Le SaaS sprawl désigne la prolifération incontrôlée d’abonnements logiciels au sein d’une entreprise. Le terme vient de l’anglais « sprawl » (étalement, expansion désordonnée) et reflète une situation très courante en PME : on souscrit régulièrement à de nouveaux outils SaaS sans jamais retirer les anciens, jusqu’à perdre la visibilité sur ce qui est utilisé, par qui, et pour combien.
Comment apparaît le SaaS sprawl
Le SaaS sprawl ne résulte pas d’une mauvaise décision unique. Il s’installe progressivement, par accumulation de petits choix individuels :
- Un commercial souscrit à un outil de prospection pour son usage personnel
- Le marketing teste un nouvel outil d’emailing en parallèle de celui déjà en place
- Le support adopte un chat client qui double partiellement le CRM
- Chaque équipe ajoute ses propres outils sans coordination avec les autres
Au bout de deux ans, l’entreprise compte 30 à 50 abonnements SaaS différents, dont la moitié est sous-utilisée ou redondante.
Les conséquences du SaaS sprawl
Coût total opaque. Personne ne connaît le montant exact dépensé en SaaS. Les abonnements sont éclatés sur plusieurs cartes bancaires, plusieurs services, plusieurs lignes budgétaires.
Données dispersées. Les informations clients existent dans 5 outils différents. Aucun n’est complet. Personne ne sait lequel est à jour. C’est l’opposé d’une single source of truth.

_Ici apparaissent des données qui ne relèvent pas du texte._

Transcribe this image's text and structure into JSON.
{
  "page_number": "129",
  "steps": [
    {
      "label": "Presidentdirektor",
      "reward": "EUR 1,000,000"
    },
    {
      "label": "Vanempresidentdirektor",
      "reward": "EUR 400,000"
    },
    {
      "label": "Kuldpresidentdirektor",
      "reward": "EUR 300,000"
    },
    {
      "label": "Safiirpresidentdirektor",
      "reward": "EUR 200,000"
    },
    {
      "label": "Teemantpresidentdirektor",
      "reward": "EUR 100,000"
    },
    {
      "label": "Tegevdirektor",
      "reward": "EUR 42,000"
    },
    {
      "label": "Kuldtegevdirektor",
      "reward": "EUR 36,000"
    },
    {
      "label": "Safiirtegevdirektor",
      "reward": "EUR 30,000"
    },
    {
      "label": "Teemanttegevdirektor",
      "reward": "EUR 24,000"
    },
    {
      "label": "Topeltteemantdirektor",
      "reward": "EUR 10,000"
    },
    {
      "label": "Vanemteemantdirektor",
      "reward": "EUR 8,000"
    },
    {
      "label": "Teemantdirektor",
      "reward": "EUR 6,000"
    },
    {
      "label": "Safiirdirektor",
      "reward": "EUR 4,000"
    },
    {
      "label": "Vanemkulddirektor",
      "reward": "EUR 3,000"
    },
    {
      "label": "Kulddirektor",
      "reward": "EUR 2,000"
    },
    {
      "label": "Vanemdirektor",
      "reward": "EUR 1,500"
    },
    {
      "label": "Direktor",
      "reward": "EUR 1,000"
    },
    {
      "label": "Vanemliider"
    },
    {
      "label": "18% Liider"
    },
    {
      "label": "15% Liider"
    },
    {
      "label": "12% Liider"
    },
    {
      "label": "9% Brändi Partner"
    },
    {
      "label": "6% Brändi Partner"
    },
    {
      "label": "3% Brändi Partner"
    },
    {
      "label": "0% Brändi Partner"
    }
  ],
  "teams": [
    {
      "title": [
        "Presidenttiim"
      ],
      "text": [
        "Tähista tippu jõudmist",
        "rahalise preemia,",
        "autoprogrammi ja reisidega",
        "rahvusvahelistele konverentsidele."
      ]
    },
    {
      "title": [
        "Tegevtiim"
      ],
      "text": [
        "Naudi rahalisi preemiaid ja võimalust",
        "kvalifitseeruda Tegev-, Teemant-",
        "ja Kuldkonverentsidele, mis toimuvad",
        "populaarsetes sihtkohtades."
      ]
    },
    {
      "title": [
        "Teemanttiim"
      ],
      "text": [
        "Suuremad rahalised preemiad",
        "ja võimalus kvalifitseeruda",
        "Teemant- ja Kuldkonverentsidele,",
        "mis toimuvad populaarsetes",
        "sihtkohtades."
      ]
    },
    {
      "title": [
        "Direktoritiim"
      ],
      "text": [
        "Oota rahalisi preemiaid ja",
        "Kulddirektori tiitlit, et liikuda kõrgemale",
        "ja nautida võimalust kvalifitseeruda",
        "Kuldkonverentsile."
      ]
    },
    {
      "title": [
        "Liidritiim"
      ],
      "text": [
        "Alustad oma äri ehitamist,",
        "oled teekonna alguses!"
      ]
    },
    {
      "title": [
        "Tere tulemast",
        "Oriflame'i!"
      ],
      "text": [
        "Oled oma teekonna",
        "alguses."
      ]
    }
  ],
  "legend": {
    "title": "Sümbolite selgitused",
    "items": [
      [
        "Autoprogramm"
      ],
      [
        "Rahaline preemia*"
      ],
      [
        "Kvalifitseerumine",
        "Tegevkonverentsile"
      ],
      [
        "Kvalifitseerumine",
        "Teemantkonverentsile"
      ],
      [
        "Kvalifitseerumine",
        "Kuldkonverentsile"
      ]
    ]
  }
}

Failles de sécurité. Chaque outil est une porte d’entrée potentielle. Les comptes d’anciens employés restent actifs. Les permissions ne sont jamais auditées.
Perte de productivité. Les équipes passent en moyenne 30 minutes par jour à naviguer entre leurs outils, à reconnecter des intégrations cassées, à chercher où est l’information.
SaaS sprawl vs stack logiciel
Tous les stacks logiciels ne sont pas des SaaS sprawl. Une stack peut être conséquent (10-15 outils) mais bien gouverné, avec une vision claire des usages et des coûts. Le SaaS sprawl est la version dégradée de la stack : un empilement sans gouvernance, sans inventaire, sans contrôle.
Comment réduire le SaaS sprawl
- Inventorier : lister tous les abonnements actifs en croisant comptabilité, services IT et équipes utilisatrices
- Auditer les usages réels : mesurer combien d’utilisateurs sont actifs sur chaque outil dans les 30 derniers jours
- Supprimer les outils inutilisés : un outil avec moins de 30 % d’utilisateurs actifs est candidat à la suppression
- Identifier les doublons fonctionnels : deux outils qui couvrent la même fonction, c’est un de trop
- Consolider : remplacer plusieurs outils spécialisés par une plateforme intégrée quand c’est possible
- Mettre en place une gouvernance : un seul responsable valide tout nouvel abonnement SaaS
Questions fréquentes sur le SaaS sprawl
Combien d’applications SaaS une entreprise utilise-t-elle en moyenne ?
Une PME française utilise en moyenne 50 à 70 applications SaaS différentes en 2026, dont seulement 30 à 40 % sont utilisées quotidiennement. Le reste représente du SaaS sprawl : des outils oubliés mais toujours facturés.
Quelle est la différence entre SaaS sprawl et Shadow IT ?
Le Shadow IT désigne les logiciels utilisés sans validation officielle de la direction ou du service IT. Le SaaS sprawl est plus large : il inclut à la fois les outils validés et les outils Shadow IT, dès lors que leur accumulation devient incontrôlée.
Comment détecter le SaaS sprawl dans son entreprise ?
Trois signaux : (1) personne ne peut citer le nombre exact d’abonnements SaaS actifs, (2) la même fonction est couverte par plusieurs outils différents selon les équipes, (3) plus de 20 % des comptes utilisateurs n’ont pas été utilisés dans les 90 derniers jours.